Recently my 1999 Grand Jeep Cherokee Laredo 4WD overheated and the radiator broke. After changing the radiator we found out that this was caused by a malfunctioning radiator fan. The mechanic stated it could be the relay so I decided to make the change. Thanks to this website I found the relay under the left front light and was able to replace this. However, the fan still did not work properly although the fan seemed to turn very slowly without cooling down the engine. 

I have driven the car to work as the air flow seems to help keep the car cool. However, today the car overheated thanks to traffic and little car movement. Fortunately, the radiator did not break but the upper hose did. I do not know what the problem could be :4-dontkno? What moves the fan? Is it a belt or an electric motor? If it is the motor, how can I check if this works? Could it be the fan itself?

Need Help?!
ray:


----------



## qldit

Good Evening rocke70, I am not familiar with that particular vehicle, but generally the system works like this....
There is generally a thermal sensor switch located on the radiator, most often near the bottom, (but it may be in one of the water galleries on your machine) this usually operates in the region of 85 degs C, this then normally would operate the fan relay which in turn operates the electric fan.

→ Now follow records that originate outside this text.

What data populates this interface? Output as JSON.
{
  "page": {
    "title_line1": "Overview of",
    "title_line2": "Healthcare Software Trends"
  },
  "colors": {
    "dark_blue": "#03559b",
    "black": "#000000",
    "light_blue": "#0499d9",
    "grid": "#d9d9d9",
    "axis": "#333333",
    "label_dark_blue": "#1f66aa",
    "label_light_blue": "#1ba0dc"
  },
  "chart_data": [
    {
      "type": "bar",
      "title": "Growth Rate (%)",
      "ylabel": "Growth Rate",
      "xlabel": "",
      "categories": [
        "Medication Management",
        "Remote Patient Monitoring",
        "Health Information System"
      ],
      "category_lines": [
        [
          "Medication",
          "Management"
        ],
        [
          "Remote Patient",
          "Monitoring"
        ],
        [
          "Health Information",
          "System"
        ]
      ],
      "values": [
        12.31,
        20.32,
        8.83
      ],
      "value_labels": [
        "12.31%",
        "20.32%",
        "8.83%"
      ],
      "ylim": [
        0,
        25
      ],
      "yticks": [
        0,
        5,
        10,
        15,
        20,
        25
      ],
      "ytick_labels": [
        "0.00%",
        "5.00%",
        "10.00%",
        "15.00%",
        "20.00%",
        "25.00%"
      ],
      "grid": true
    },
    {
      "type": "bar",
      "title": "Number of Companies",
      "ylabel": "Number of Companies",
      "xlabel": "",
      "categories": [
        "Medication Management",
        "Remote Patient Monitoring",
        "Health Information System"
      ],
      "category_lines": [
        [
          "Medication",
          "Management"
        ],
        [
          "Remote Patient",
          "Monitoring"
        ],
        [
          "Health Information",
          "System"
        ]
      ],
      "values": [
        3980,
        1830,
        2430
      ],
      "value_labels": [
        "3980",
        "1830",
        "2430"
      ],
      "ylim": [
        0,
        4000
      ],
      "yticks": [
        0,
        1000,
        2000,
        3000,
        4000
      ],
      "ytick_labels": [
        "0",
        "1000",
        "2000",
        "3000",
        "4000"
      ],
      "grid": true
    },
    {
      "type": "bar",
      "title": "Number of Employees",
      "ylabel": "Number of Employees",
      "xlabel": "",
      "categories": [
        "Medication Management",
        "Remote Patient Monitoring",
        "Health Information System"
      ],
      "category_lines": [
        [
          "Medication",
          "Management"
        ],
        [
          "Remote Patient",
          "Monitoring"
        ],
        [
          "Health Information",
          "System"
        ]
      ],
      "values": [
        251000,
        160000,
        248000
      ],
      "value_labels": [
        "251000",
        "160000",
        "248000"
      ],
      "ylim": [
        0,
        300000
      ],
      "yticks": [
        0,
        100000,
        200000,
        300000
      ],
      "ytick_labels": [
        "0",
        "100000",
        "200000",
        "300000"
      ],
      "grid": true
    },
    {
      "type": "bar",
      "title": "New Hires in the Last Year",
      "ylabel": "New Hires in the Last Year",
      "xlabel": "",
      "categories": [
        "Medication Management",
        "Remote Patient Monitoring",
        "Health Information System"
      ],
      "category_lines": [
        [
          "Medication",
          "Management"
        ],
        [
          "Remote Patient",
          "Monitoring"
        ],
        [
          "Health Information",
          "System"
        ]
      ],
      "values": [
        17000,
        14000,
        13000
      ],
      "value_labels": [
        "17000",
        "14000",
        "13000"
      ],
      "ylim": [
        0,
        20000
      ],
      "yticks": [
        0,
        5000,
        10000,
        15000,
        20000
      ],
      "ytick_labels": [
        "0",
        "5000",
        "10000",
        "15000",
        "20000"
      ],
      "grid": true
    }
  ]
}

The electric fan should really run with pretty decent guts and will be hard on fingers if you are in the way, it usually only needs short runs to drop the temperature.

There is generally a second electric fan associated with the airconditioning system, don't confuse which fan is which, the A/C fan should run most times when the A/C is functioning and is not as powerful as the engine cooling fan.

Most often the thermal switch is the problem when vehicles overheat, (provided that the system and thermostat is otherwise operating properly) I would suggest examining the thermal switch system urgently, it is also possible your fan may have a problem in it's motor and is not operating properly .

I can't explain why you are seeing a mediocre operation with it.

I generally identify which switch / sensor is involved and remove and place it in a saucepan of hot water with a meter lead attached and carefully ensure it is operating before the water boils.
Generally the fan switch / sensor only grounds a current path to operate the fan relay.

I hate seeing aluminium clinder-headed vehicles overheat, generally it starts a chain of nasty events.

Cheers, qldit.


----------



## rocke70

Good Evening Qldit!

Greatly appreciate your recomendation. I will try to check this and get back to your tomorrow with the results! Thank you!

Cheers Mate!
:wave:


----------



## Blaine B.

www.jeepsunlimited.com
www.jeepin.com

Jeep dedicated forums. Maybe you'll find help there. I own a Cherokee......good luck!


----------